For me, I have no interest in seeing business people become designers, designers become business people, engineers become designers, etc. etc. BUT, obviously, all these groups need to meaningfully interact, they do need to work together, and they need to understand the value that each brings to the table.
I identified three key points at which all these disciplines should be working together, side-by-side.
This is the outset of any project or process. WHY are you engaging in this project. What is hoped to be achieved? What hypotheses are you bringing? How will you go about challenging them. It’s crucial that all voices are brought to bear here. Bad things happen when one group (usually a “business owner” or “product manager” or some such) defines everything for the rest of the organization. All parties have something to contribute here, and this is most definitely one place where no one group has more to offer than any other
I suspect this is pretty obvious. Nothing shocking there. Get the team together at the start. Great. But then what? Typically, either disciplines go off and do their own thing and come back together, or there’s a series of handoffs as the project moves from one group to another.
This is where the two other key points come in.
Observational research (aka “ethnography”)
As Harry Max put it in a talk he gave at the IA Summit Redux, there is only one thing that every business needs – customers. And this means that everyone in that business should be interested in and concerned with those customers.
This is all about empathy, people. And everyone in the organization should be encouraged to be as empathetic with their customers as possible.
The one key place where this appreciation can happen is through observing and interviewing customers. This should not be the purview of some small group in the organization. There’s no reason that everyone can’t engage in this practice. Yes, it might take some practice to learn appropriate ways to observe and interview, but, really, this isn’t a highly specialized skill to only be practiced by vaunted experts. Everyone is better off when everyone observes and listens to customers. It’s essential for getting everyone to recognize what is going on with the customers, what’s working and not working for them, and to really feel what it is like to be a customer.

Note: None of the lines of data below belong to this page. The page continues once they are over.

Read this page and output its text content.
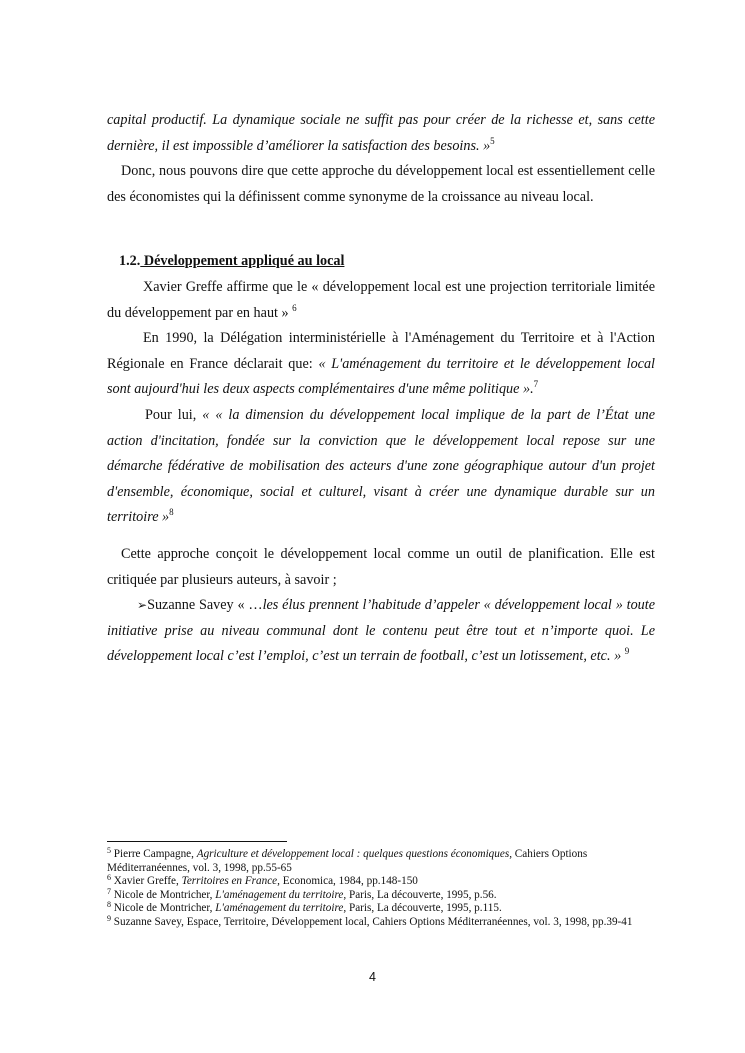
capital productif. La dynamique sociale ne suffit pas pour créer de la richesse et, sans cette dernière, il est impossible d’améliorer la satisfaction des besoins. »$^5$

Donc, nous pouvons dire que cette approche du développement local est essentiellement celle des économistes qui la définissent comme synonyme de la croissance au niveau local.

1.2. Développement appliqué au local

Xavier Greffe affirme que le « développement local est une projection territoriale limitée du développement par en haut » $^6$

En 1990, la Délégation interministérielle à l'Aménagement du Territoire et à l'Action Régionale en France déclarait que: « L'aménagement du territoire et le développement local sont aujourd'hui les deux aspects complémentaires d'une même politique ».$^7$

Pour lui, « « la dimension du développement local implique de la part de l’État une action d'incitation, fondée sur la conviction que le développement local repose sur une démarche fédérative de mobilisation des acteurs d'une zone géographique autour d'un projet d'ensemble, économique, social et culturel, visant à créer une dynamique durable sur un territoire »$^8$

Cette approche conçoit le développement local comme un outil de planification. Elle est critiquée par plusieurs auteurs, à savoir ;

➢Suzanne Savey « …les élus prennent l’habitude d’appeler « développement local » toute initiative prise au niveau communal dont le contenu peut être tout et n’importe quoi. Le développement local c’est l’emploi, c’est un terrain de football, c’est un lotissement, etc. » $^9$

$^5$ Pierre Campagne, Agriculture et développement local : quelques questions économiques, Cahiers Options Méditerranéennes, vol. 3, 1998, pp.55-65

$^6$ Xavier Greffe, Territoires en France, Economica, 1984, pp.148-150

$^7$ Nicole de Montricher, L'aménagement du territoire, Paris, La découverte, 1995, p.56.

$^8$ Nicole de Montricher, L'aménagement du territoire, Paris, La découverte, 1995, p.115.

$^9$ Suzanne Savey, Espace, Territoire, Développement local, Cahiers Options Méditerranéennes, vol. 3, 1998, pp.39-41

4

(I’d also like to note that, contrary to some recent “design thinking” hagiography, that empathy and ethnography are NOT elements of design thinking. In fact, when I first started working with designers, they proved to be among the least interested in truly engaging with customers. And if designers try to claim ethnography, they will be doing it, and their colleagues, a disservice.)
I don’t think that everyone needs to be involved in all forms of customer research. Surveys, market analysis, user testing, trends, etc. etc., can be performed by specialists. But I do think watching and talking to customers is something everyone should do.
Generate Insights from models
This is the one that’s probably the least obvious, but I think potentially quite powerful. After the customer research has been gathered (and not just ethnographic research, but all the awareness that has been built up around the customer), it should all be laid out in front of the entire team. And the entire team should be involved in figuring out what all that research means, what models can be developed to tease out patterns and stories, and what the implications are on the project.
Insights can and should come from anywhere on the team — in fact, this is one of those situations where the more perspectives there are, the better. This is brainstorming. This is generative. This should be about coming up with ideas. This won’t be untethered brainstorming or blue-sky — the customer research should provide a foundation, and a boundary, that insures relevancy. But, again, this shouldn’t be “owned” by any one group. This should be a joining of hands, as the team understands the implications of the research, and agrees upon the most appropriate direction for the project to take.
It is at this point, with a fair amount of shared, common understanding about the problem to be solved, that people can once again firmly put on their discipline cap and focus on execution. The idea being, since the strategy and direction is shared, the disciplines, even as they do their own thing, or working toward a common goal.